I think one thing we all have to deal with (especially us parents) is overcoming our well-founded belief that kids are disease vectors. This is something I (and probably many of you) have experienced over the years. Our kids go to school, come home with the sniffles and suddenly we parents are down for a week or two. Who hasn't explained a persistent cough, fever, sneezing as "kid crud"?

We all have.

Which is why it just seems common sense to think that getting these little disease vectors back in school during COVID would be a horrible idea.

But it appears that, at least with COVID, the "kid crud" prejudice may not be justified.

For example:

  •  One study  found that children were the initial source of infection among the families in about 8% of households.
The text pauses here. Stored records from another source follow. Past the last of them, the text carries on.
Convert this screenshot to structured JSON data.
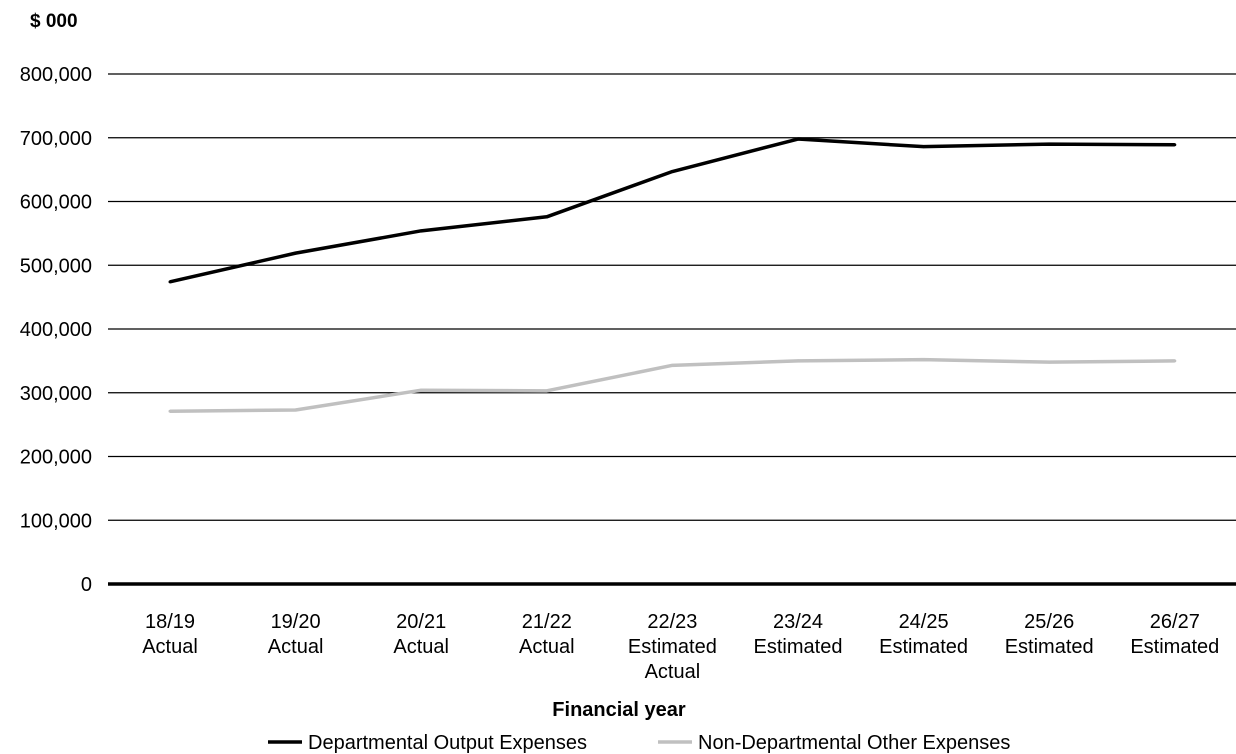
{
  "chart_data": {
    "type": "line",
    "unit_label": "$ 000",
    "xlabel": "Financial year",
    "ylabel": "",
    "ylim": [
      0,
      800000
    ],
    "yticks": [
      "0",
      "100,000",
      "200,000",
      "300,000",
      "400,000",
      "500,000",
      "600,000",
      "700,000",
      "800,000"
    ],
    "ytick_values": [
      0,
      100000,
      200000,
      300000,
      400000,
      500000,
      600000,
      700000,
      800000
    ],
    "categories": [
      [
        "18/19",
        "Actual"
      ],
      [
        "19/20",
        "Actual"
      ],
      [
        "20/21",
        "Actual"
      ],
      [
        "21/22",
        "Actual"
      ],
      [
        "22/23",
        "Estimated",
        "Actual"
      ],
      [
        "23/24",
        "Estimated"
      ],
      [
        "24/25",
        "Estimated"
      ],
      [
        "25/26",
        "Estimated"
      ],
      [
        "26/27",
        "Estimated"
      ]
    ],
    "grid": true,
    "legend_position": "bottom-center",
    "series": [
      {
        "name": "Departmental Output Expenses",
        "color": "#000000",
        "values": [
          474000,
          519000,
          554000,
          576000,
          647000,
          698000,
          686000,
          690000,
          689000
        ]
      },
      {
        "name": "Non-Departmental Other Expenses",
        "color": "#c0c0c0",
        "values": [
          271000,
          273000,
          304000,
          303000,
          343000,
          350000,
          352000,
          348000,
          350000
        ]
      }
    ]
  }
}
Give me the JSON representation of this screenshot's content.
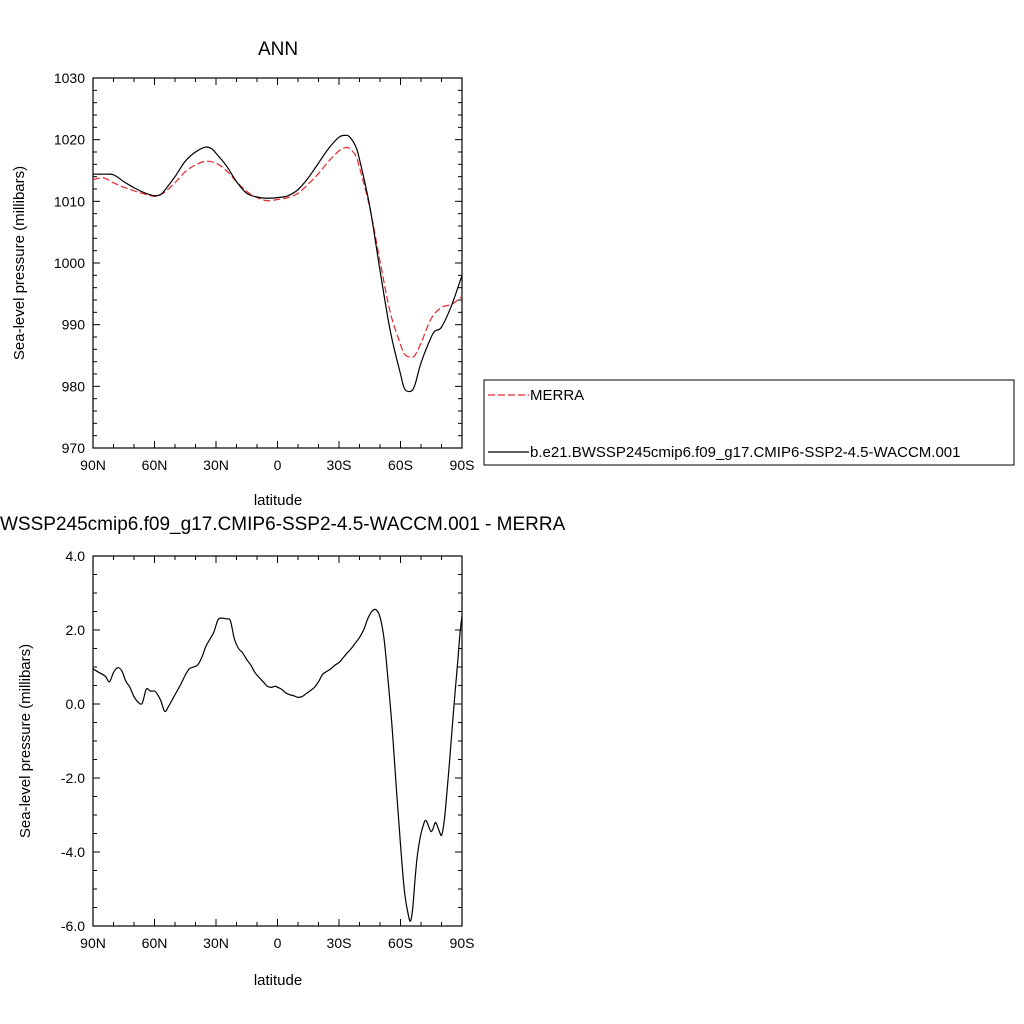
{
  "chart_data": [
    {
      "type": "line",
      "title": "ANN",
      "xlabel": "latitude",
      "ylabel": "Sea-level pressure (millibars)",
      "xlim": [
        -90,
        90
      ],
      "ylim": [
        970,
        1030
      ],
      "xticks": [
        -90,
        -60,
        -30,
        0,
        30,
        60,
        90
      ],
      "xtick_labels": [
        "90N",
        "60N",
        "30N",
        "0",
        "30S",
        "60S",
        "90S"
      ],
      "yticks": [
        970,
        980,
        990,
        1000,
        1010,
        1020,
        1030
      ],
      "ytick_labels": [
        "970",
        "980",
        "990",
        "1000",
        "1010",
        "1020",
        "1030"
      ],
      "legend": {
        "placement": "right",
        "entries": [
          {
            "label": "MERRA",
            "color": "#e8262b",
            "dash": true
          },
          {
            "label": "b.e21.BWSSP245cmip6.f09_g17.CMIP6-SSP2-4.5-WACCM.001",
            "color": "#000000",
            "dash": false
          }
        ]
      },
      "series": [
        {
          "name": "MERRA",
          "color": "#e8262b",
          "dashed": true,
          "x": [
            -90,
            -85,
            -80,
            -75,
            -70,
            -65,
            -60,
            -57,
            -55,
            -50,
            -45,
            -40,
            -35,
            -30,
            -25,
            -20,
            -15,
            -10,
            -5,
            0,
            5,
            10,
            15,
            20,
            25,
            30,
            33,
            35,
            38,
            40,
            45,
            50,
            55,
            60,
            62,
            65,
            67,
            70,
            75,
            80,
            85,
            90
          ],
          "y": [
            1013.5,
            1013.8,
            1013.0,
            1012.3,
            1011.7,
            1011.2,
            1010.8,
            1011.1,
            1011.5,
            1013.0,
            1014.8,
            1015.9,
            1016.5,
            1016.2,
            1015.0,
            1013.2,
            1011.6,
            1010.6,
            1010.1,
            1010.3,
            1010.6,
            1011.3,
            1012.8,
            1014.5,
            1016.5,
            1018.2,
            1018.7,
            1018.6,
            1017.5,
            1015.5,
            1009.0,
            1000.3,
            992.0,
            986.8,
            985.2,
            984.7,
            985.0,
            987.0,
            991.0,
            992.8,
            993.3,
            994.6
          ]
        },
        {
          "name": "b.e21.BWSSP245cmip6.f09_g17.CMIP6-SSP2-4.5-WACCM.001",
          "color": "#000000",
          "dashed": false,
          "x": [
            -90,
            -85,
            -80,
            -75,
            -70,
            -65,
            -60,
            -57,
            -55,
            -50,
            -45,
            -40,
            -35,
            -32,
            -30,
            -25,
            -20,
            -15,
            -10,
            -5,
            0,
            5,
            10,
            15,
            20,
            25,
            30,
            33,
            35,
            38,
            40,
            45,
            50,
            55,
            60,
            62,
            65,
            67,
            70,
            75,
            77,
            80,
            85,
            90
          ],
          "y": [
            1014.4,
            1014.4,
            1014.3,
            1013.2,
            1012.2,
            1011.4,
            1010.9,
            1011.1,
            1011.8,
            1014.0,
            1016.5,
            1018.0,
            1018.8,
            1018.5,
            1017.8,
            1015.8,
            1013.2,
            1011.3,
            1010.7,
            1010.5,
            1010.6,
            1010.9,
            1011.9,
            1013.8,
            1016.2,
            1018.6,
            1020.4,
            1020.7,
            1020.5,
            1019.0,
            1016.8,
            1009.2,
            998.8,
            989.0,
            982.0,
            979.6,
            979.2,
            980.2,
            983.8,
            988.0,
            989.0,
            989.6,
            993.2,
            998.0
          ]
        }
      ]
    },
    {
      "type": "line",
      "title": "WSSP245cmip6.f09_g17.CMIP6-SSP2-4.5-WACCM.001 - MERRA",
      "xlabel": "latitude",
      "ylabel": "Sea-level pressure (millibars)",
      "xlim": [
        -90,
        90
      ],
      "ylim": [
        -6.0,
        4.0
      ],
      "xticks": [
        -90,
        -60,
        -30,
        0,
        30,
        60,
        90
      ],
      "xtick_labels": [
        "90N",
        "60N",
        "30N",
        "0",
        "30S",
        "60S",
        "90S"
      ],
      "yticks": [
        -6,
        -4,
        -2,
        0,
        2,
        4
      ],
      "ytick_labels": [
        "-6.0",
        "-4.0",
        "-2.0",
        "0.0",
        "2.0",
        "4.0"
      ],
      "series": [
        {
          "color": "#000000",
          "dashed": false,
          "x": [
            -90,
            -87,
            -84,
            -82,
            -80,
            -78,
            -76,
            -74,
            -72,
            -70,
            -68,
            -66,
            -64,
            -62,
            -60,
            -59,
            -57,
            -55,
            -53,
            -51,
            -49,
            -47,
            -45,
            -43,
            -41,
            -39,
            -37,
            -35,
            -33,
            -31,
            -29,
            -27,
            -25,
            -23,
            -21,
            -19,
            -17,
            -15,
            -13,
            -11,
            -9,
            -7,
            -5,
            -3,
            -1,
            0,
            2,
            4,
            6,
            8,
            10,
            12,
            14,
            16,
            18,
            20,
            22,
            24,
            26,
            28,
            30,
            32,
            34,
            36,
            38,
            40,
            42,
            44,
            46,
            48,
            50,
            52,
            54,
            56,
            58,
            60,
            62,
            64,
            65,
            66,
            67,
            68,
            69,
            70,
            71,
            72,
            73,
            74,
            75,
            76,
            77,
            78,
            79,
            80,
            81,
            82,
            84,
            86,
            88,
            89,
            90
          ],
          "y": [
            0.95,
            0.85,
            0.75,
            0.6,
            0.85,
            0.98,
            0.9,
            0.62,
            0.45,
            0.2,
            0.05,
            0.02,
            0.4,
            0.35,
            0.35,
            0.3,
            0.1,
            -0.2,
            -0.05,
            0.15,
            0.35,
            0.55,
            0.78,
            0.95,
            1.0,
            1.05,
            1.25,
            1.55,
            1.75,
            1.95,
            2.28,
            2.32,
            2.3,
            2.25,
            1.75,
            1.5,
            1.38,
            1.2,
            1.05,
            0.85,
            0.72,
            0.6,
            0.48,
            0.45,
            0.48,
            0.45,
            0.4,
            0.3,
            0.25,
            0.22,
            0.18,
            0.2,
            0.28,
            0.36,
            0.45,
            0.6,
            0.8,
            0.88,
            0.95,
            1.05,
            1.12,
            1.25,
            1.38,
            1.5,
            1.65,
            1.8,
            2.0,
            2.3,
            2.5,
            2.55,
            2.35,
            1.75,
            0.6,
            -0.7,
            -2.3,
            -3.8,
            -5.1,
            -5.75,
            -5.85,
            -5.5,
            -4.8,
            -4.2,
            -3.8,
            -3.5,
            -3.3,
            -3.15,
            -3.2,
            -3.35,
            -3.45,
            -3.35,
            -3.2,
            -3.3,
            -3.45,
            -3.55,
            -3.3,
            -2.8,
            -1.5,
            -0.1,
            1.2,
            1.9,
            2.38
          ]
        }
      ]
    }
  ]
}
  • Another study looked at staff and students at five Australian primary schools and 10 high schools and found that out of 863 people who were in close contact with someone with Covid-19, only two got it
  • Another study discovered that a 9-year-old who attended three different schools and a ski class while showing symptoms of Covid-19 didn't infect anyone, which would never happen if the 9-year-old were an adult. 
  • Likewise, British researchers have found only one COVID outbreak in the entire world that could be credibly said to have started in a school.
And while some express caution about these results, with the caveat that no one study proves anything, none other than the American Academy of Pediatrics -- a legendarily cautious and small c conservative organization -- came out and all but said that kids should go back to school buildings in the fall. According to one of the authors of the AAP's school guidance:
"This virus is different from most of the respiratory viruses we deal with every year. School-age kids clearly play a role in driving influenza rates within communities. That doesn’t seem to be the case with Covid-19. And it seems like in countries where they have reopened schools, it plays a much smaller role in driving spread of disease than we would expect."
The AAP recommends taking precautions, but it also says that the mitigating efforts should be geared toward returning kids to classrooms, citing the health concerns kids have with remaining isolated, as well as the fact that in-school learning is so much better, overall, than online learning.
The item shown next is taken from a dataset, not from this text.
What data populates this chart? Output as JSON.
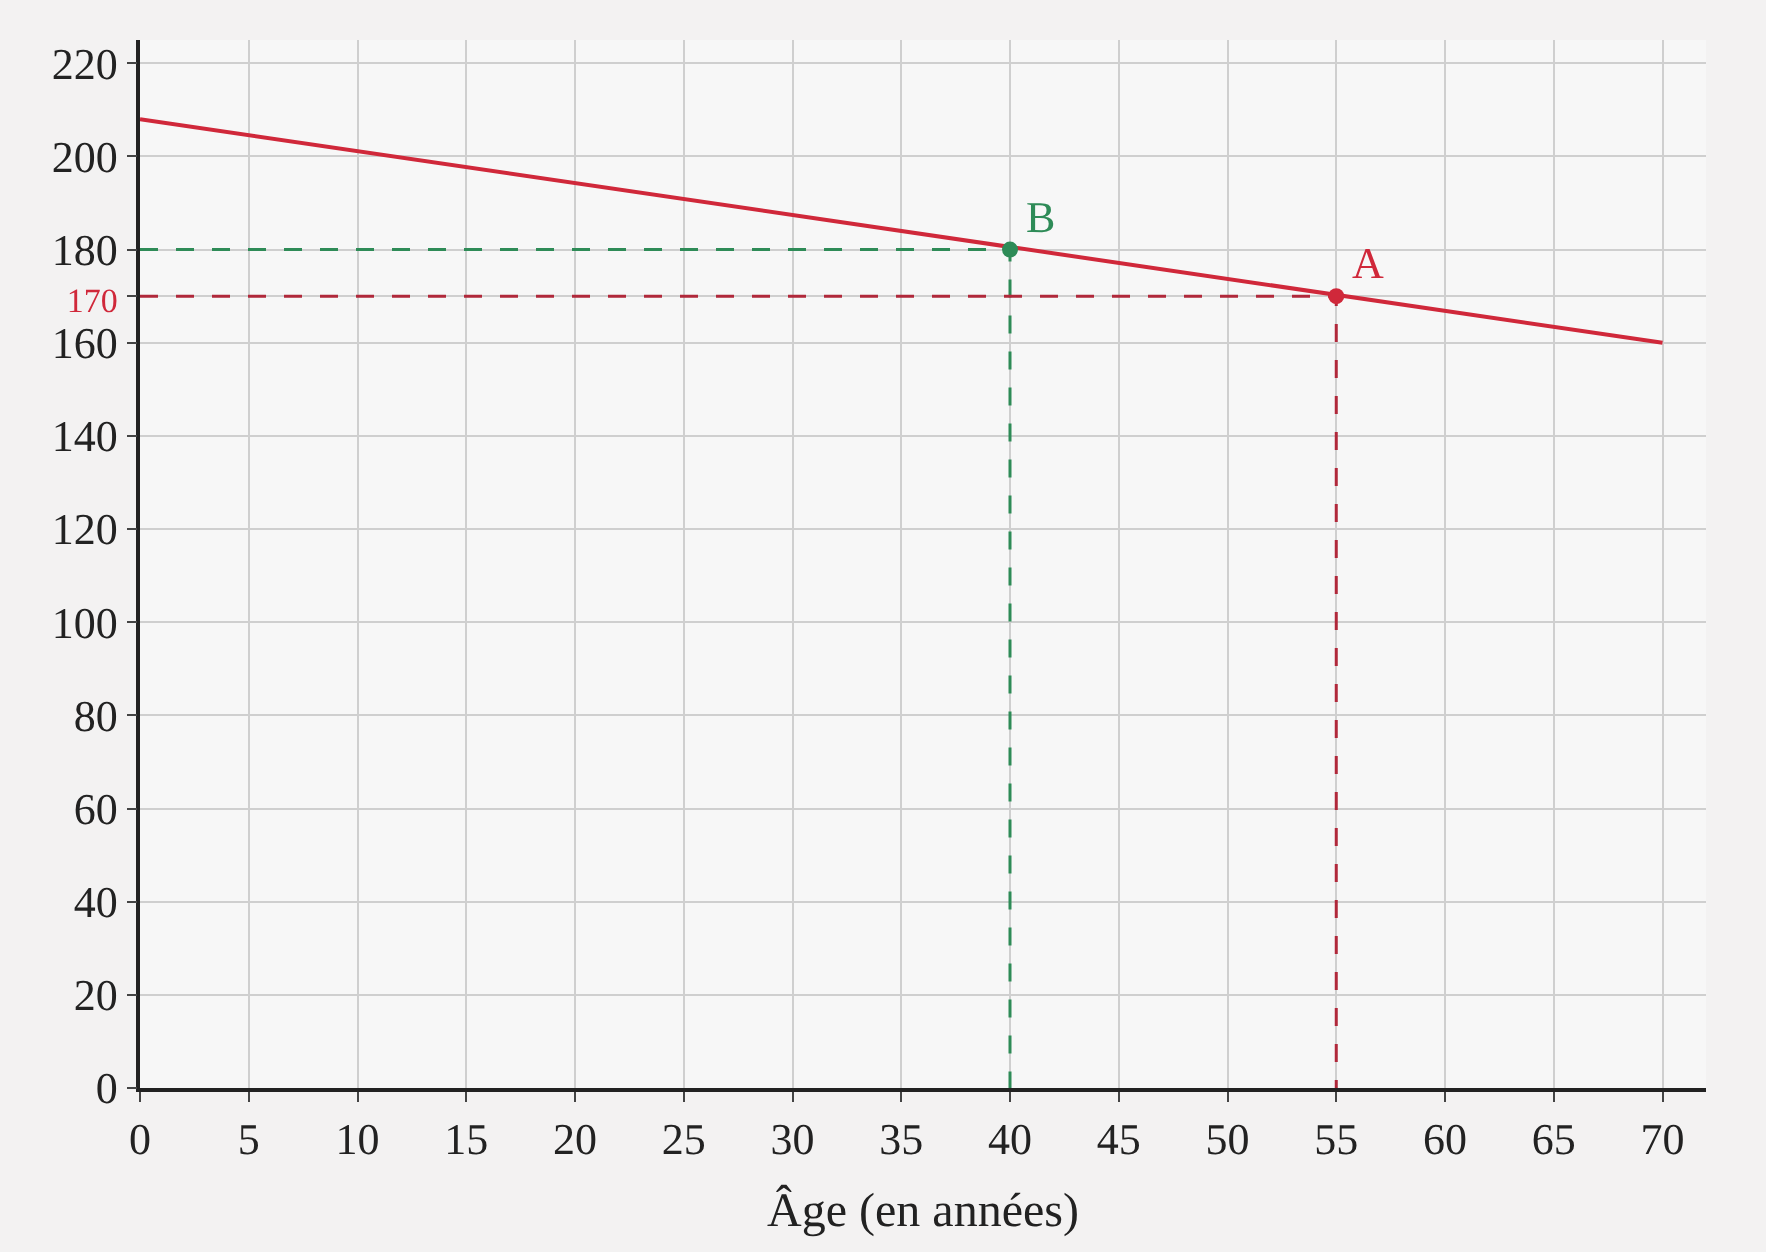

Look, it's been tough for me to turn at all on this issue. Letting kids get together indoors in groups during a pandemic seems completely illogical to me.

But I also have learned to trust science. And the science is saying that physically returning kids to schools, with the attendant precautions (hand washing, mask wearing, socially distancing however you can and making sure you don't go to school sick and go home if you do get sick) may actually work.

This is basically the approach our Gov. Mike DeWine is now advocating, though he isn't mandating any school or district to return full bore this fall. I will be intrested to see how much of the Cares Act money he's willing to spend to help districts and schools cope with the post-COVID reality. But at least he recognizes there will be a need, though importantly he already admits that the new money won't be enough to cover the cost.

Typical Ohio education funding.

Anyway, I know lots of parents will still doubt. Their experience with "kid crud" is so ingrained that they are like I was -- doubting every single piece of evidence that says returning to school isn't as dangerous as our experience suggests.

But the science is telling us something different. And if we want science to govern our COVID response, it's incumbent upon us to let it.

Even when it says we may have to set aside our lifelong battle with kid crud.